Ochsner seeks to reduce the group plan benefits it paid by the amounts paid under the individually underwritten uninsured motorist policy issued by Fireman's Fund, the excess uninsured and/or underinsured motorist coverage from United Fire, and any other insurer. It is clear from the language of the statute that the legislature intended to prohibit such a reduction in benefits in insurance contracts. Section 22:663 specifically imposes the prohibition when benefits are paid under "any other individually underwritten contract," as opposed to payments under other group plans. Further, there is no language limiting the prohibition to the "front end" time frame in which the group health plan is paying its benefits. Therefore, the provision of the group policy requiring subrogation of rights under an individually underwritten policy is invalid under § 22:663.[10]See Peters v. Prudential Ins. Co. of America, 511 So. 2d 37, 39 (1987).
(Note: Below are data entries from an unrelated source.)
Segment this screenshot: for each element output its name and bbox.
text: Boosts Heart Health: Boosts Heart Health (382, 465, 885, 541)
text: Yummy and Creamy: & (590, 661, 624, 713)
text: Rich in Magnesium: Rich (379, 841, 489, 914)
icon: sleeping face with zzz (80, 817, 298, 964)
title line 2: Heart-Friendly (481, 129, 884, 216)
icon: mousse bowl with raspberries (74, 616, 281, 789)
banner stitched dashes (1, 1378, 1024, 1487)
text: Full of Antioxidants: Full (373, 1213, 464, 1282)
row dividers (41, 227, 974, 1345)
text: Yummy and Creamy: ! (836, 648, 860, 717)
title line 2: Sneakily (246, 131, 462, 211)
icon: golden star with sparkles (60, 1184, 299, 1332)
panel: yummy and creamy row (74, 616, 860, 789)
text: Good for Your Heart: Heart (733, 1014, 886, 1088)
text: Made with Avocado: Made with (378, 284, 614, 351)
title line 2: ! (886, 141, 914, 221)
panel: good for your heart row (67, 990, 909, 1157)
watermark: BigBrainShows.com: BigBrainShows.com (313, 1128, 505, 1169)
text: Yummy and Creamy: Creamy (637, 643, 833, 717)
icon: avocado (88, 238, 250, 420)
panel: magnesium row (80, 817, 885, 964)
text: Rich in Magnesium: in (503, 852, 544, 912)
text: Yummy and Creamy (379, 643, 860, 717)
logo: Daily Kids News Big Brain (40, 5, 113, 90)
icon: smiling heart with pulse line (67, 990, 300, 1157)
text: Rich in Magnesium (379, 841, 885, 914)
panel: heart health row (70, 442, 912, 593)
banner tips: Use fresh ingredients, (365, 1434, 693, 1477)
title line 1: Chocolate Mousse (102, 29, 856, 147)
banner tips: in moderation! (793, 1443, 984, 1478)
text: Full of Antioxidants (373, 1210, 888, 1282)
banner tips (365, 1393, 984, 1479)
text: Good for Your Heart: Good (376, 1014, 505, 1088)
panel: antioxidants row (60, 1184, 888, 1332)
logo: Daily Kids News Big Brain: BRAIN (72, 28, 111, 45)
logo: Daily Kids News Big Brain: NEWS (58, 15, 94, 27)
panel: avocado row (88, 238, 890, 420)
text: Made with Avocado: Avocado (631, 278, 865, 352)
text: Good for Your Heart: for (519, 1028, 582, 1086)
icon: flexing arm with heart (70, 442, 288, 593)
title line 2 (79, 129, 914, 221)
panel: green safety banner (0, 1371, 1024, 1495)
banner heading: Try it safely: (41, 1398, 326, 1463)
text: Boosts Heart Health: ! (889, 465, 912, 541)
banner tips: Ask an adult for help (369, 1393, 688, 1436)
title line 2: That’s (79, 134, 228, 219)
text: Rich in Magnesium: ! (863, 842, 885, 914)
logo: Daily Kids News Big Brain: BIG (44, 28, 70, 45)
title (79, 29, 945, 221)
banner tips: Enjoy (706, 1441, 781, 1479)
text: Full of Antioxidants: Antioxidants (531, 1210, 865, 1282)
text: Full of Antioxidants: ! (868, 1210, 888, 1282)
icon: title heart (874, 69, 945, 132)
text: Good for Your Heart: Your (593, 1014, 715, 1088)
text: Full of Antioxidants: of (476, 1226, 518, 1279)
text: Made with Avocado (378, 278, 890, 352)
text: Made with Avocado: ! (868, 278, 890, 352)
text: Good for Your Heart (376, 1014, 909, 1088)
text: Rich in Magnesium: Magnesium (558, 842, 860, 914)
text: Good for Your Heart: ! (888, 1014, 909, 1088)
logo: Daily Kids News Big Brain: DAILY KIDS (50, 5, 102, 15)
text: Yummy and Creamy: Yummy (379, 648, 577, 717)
*789 Accordingly, there are no disputed issues of material fact, and Arana's motion for partial summary judgment declaring that Ochsner has no subrogation claim against Arana under the United Fire policy is granted. Ochsner's "Motion to Dismiss Pursuant to Rule 12(b)(6) or, Alternatively, Motion for Summary Judgment" on the issues whether ERISA preempts § 22:663 and whether § 22:663 prohibits the defendant from claiming subrogation is denied.
NOTES
[1]  Arana is covered under Ochsner's Total Health Choice 2-50 Health Service Agreement (a program for employers with two to fifty employees). Ochsner offers two additional Health Services Agreements: Total Health 65 and Total Health One-all.
[2]  The total charges amounted to approximately $180,000.
[3]  Arana's motion is limited to subrogation as to the United Fire uninsured coverage.
[4]  La.Rev.Stat. 22:663 is made applicable to HMO's through La.Rev.Stat. 22:2006(7).
[5]  Arana's claims for unfair trade practices under La.Rev.Stat. 51:1401 et. seq. have been withdrawn.
[6]  Ochsner/Sisters of Charity Health Plan.
[7]  Medical Management (MM) is defined in Article I:

(ff) The screening techniques used by the Medical Management Department to insure the Medical Necessity and Appropriateness of a selected procedure or other health service based on O/SCHP approved criteria and to provide for an enhanced matching of Member's needs and location of service.
[8]  For purposes of this motion, Arana concedes that the employee benefit plan is regulated by federal law under ERISA.
[9]  Arana's argument that his claim is brought only under state law because it is not a claim to obtain benefits is unconvincing. Even though the benefits have been paid, Ochsner is attempting to reduce the amount of the benefits paid under the health plan. The claim is brought under § 502(a), and § 22:663 applies because it is saved as a state law that regulates the business of insurance. (Arana conceded for purposes of this motion that the plan is regulated by federal law under ERISA.)
[10]  Ochsner's argument that the application of § 22:663 will improperly lead to a double recovery has no merit. "Under the `collateral source' rule [Louisiana] courts permit recovery of damages incurred by a plaintiff which he will never have to pay since they have been paid from another source. A plaintiff in a personal injury action has never been required to pay or show that he is able to pay expenses incurred in order to recover them." Great Southwest Fire Ins. v. CNA Ins., 547 So. 2d 1339, 1347-48 (1989). See also Reichenpfader v. Paccar, Inc., 872 F. Supp. 328 (1994) (citing Hudson v. Thompson, 422 So. 2d 640 (1982)) ("[U]nder Louisiana's `collateral source' rule, an injured plaintiff's tort recovery is not diminished because of insurance benefits received from sources independent of the tortfeasor's procuration or contribution.").